No es que los tratados internacionales consideren un derecho fundamental consumir estupefacientes, porque no es el derecho fundamental que los mismos tutelan; el derecho fundamental innegable que dichas Cartas Magnas internacionales protegen es el “derecho a elegir no consumirlas”, es decir el derecho a ejercer mi autonomía moral.

Como señala Zaffaronilos tratados internacionales y las propias constituciones no amparan la degradación, pero respaldan el derecho a elegir el perfeccionamiento, conforme a lo que la conciencia moral de cada hombre le indique por “perfeccionamiento” y, por ende, por “degradación”.

No debe olvidarse que el hombre es eje y centro de todo el sistema jurídico y en tanto fin en sí mismo, su persona es inviolable. El respeto por la persona humana es un valor fundamental, jurídicamente protegido, con respecto al cual los restantes valores tienen siempre carácter instrumental, y  los derechos de la personalidad -entre los que se encuentra el señorío sobre su cuerpo- son esenciales para ese respeto de la condición humana.

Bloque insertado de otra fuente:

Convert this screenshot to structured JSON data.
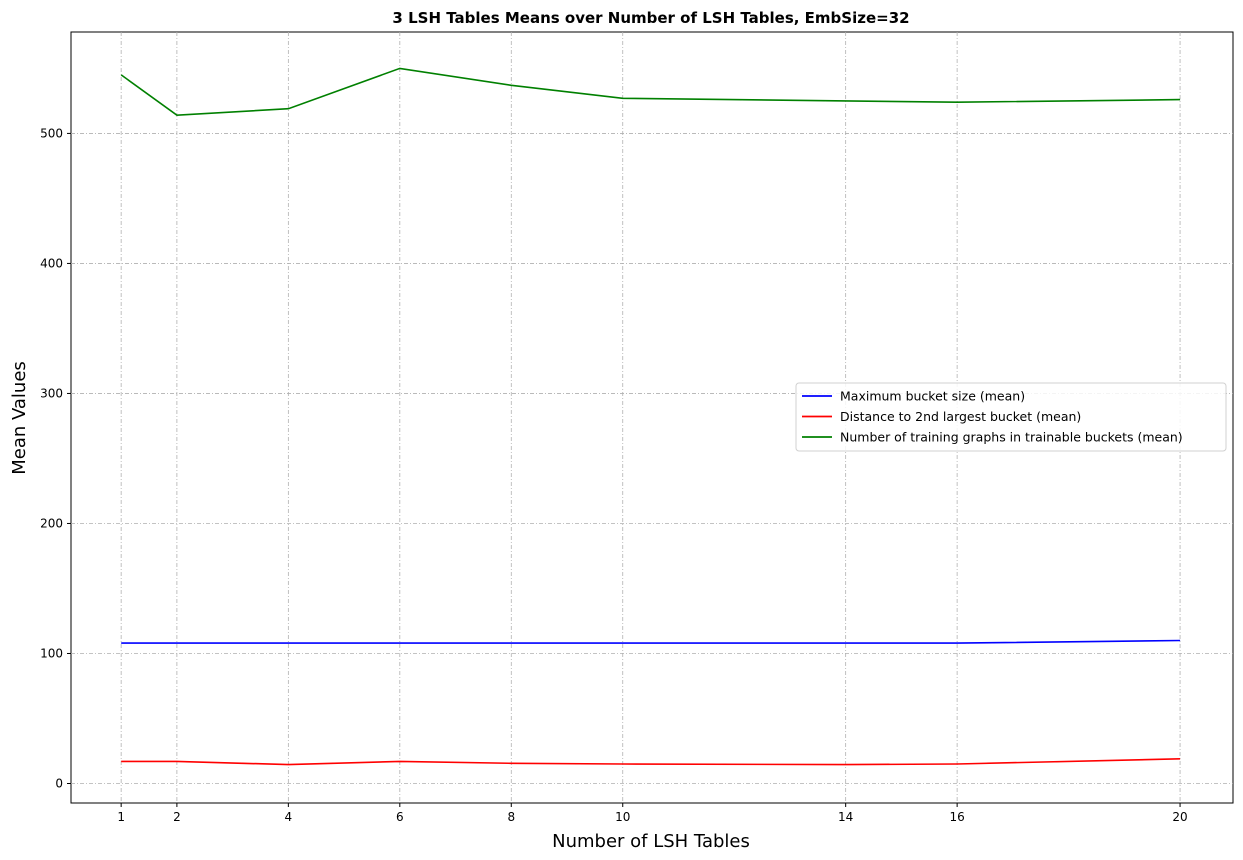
{
  "chart_data": {
    "type": "line",
    "title": "3 LSH Tables Means over Number of LSH Tables, EmbSize=32",
    "xlabel": "Number of LSH Tables",
    "ylabel": "Mean Values",
    "x": [
      1,
      2,
      4,
      6,
      8,
      10,
      14,
      16,
      20
    ],
    "xticks": [
      1,
      2,
      4,
      6,
      8,
      10,
      14,
      16,
      20
    ],
    "yticks": [
      0,
      100,
      200,
      300,
      400,
      500
    ],
    "xlim": [
      0.1,
      20.95
    ],
    "ylim": [
      -15,
      578
    ],
    "grid": true,
    "legend_position": "center-right",
    "series": [
      {
        "name": "Maximum bucket size (mean)",
        "color": "#0000ff",
        "values": [
          108,
          108,
          108,
          108,
          108,
          108,
          108,
          108,
          110
        ]
      },
      {
        "name": "Distance to 2nd largest bucket (mean)",
        "color": "#ff0000",
        "values": [
          17,
          17,
          14.5,
          17,
          15.5,
          15,
          14.5,
          15,
          19
        ]
      },
      {
        "name": "Number of training graphs in trainable buckets (mean)",
        "color": "#008000",
        "values": [
          545,
          514,
          519,
          550,
          537,
          527,
          525,
          524,
          526
        ]
      }
    ]
  }
}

 Tampoco tiene asidero la penalización del consumo por el hecho de constituirse en una conducta reiterada socialmente. Ello por cuanto, como bien lo hace notar Zaffaroni, la responsabilidad penal es eminentemente personal. El Estado solo puede responsabilizarme por lo que hice, y no por lo que hacen otros, y menos por lo que los otros podrían llegar a hacer. A guisa de ejemplo cabe señalar que si hurto una billetera en un transporte colectivo, no se me puede aumentar la pena porque haya otros que también lo hacen; porque se me está usando como una cosa para asustar a otros y, por ende, se me desconoce mi condición de hombre como persona. Las circunstancias de que otros realicen la misma conducta en modo alguno implica que el límite de la privacidad pueda ser traspasado. De sostenerse lo contrario cualquier conducta reservada podría criminalizarse, por ejemplo, las prácticas homosexuales, bajo el pretexto de que se pone en peligro la permanencia de la raza humana.

La situación no puede ser más paradójica, reflexiona Muñoz Conde, “Al ciudadano se le permite beber alcohol hasta caer en redondo, que se le invite en toda reunión social, fiesta o celebración, a fumar y libar toda suerte de bebidas alcohólicas; el que se le deje en libertad para suicidarse, autolesionarse o automutilarse, el que se lo deje arruinarse en el bingo o consumir o comprar por encima de todas sus posibilidades, no se lo deja en cambio adquirir o consumir las drogas que se declaran ilegales; curiosa protección a la salud esta que solo se dispensa, incluso obligatoriamente, respecto a unas sustancias y no respecto a otras que son nocivas o más que las ilegales”.

Voltaire entiendo que condensa la regla que debe primar “No estoy de acuerdo con lo que Ud. toma pero defenderé hasta la muerte su derecho a hacerlo” (parafraseado por Szasz).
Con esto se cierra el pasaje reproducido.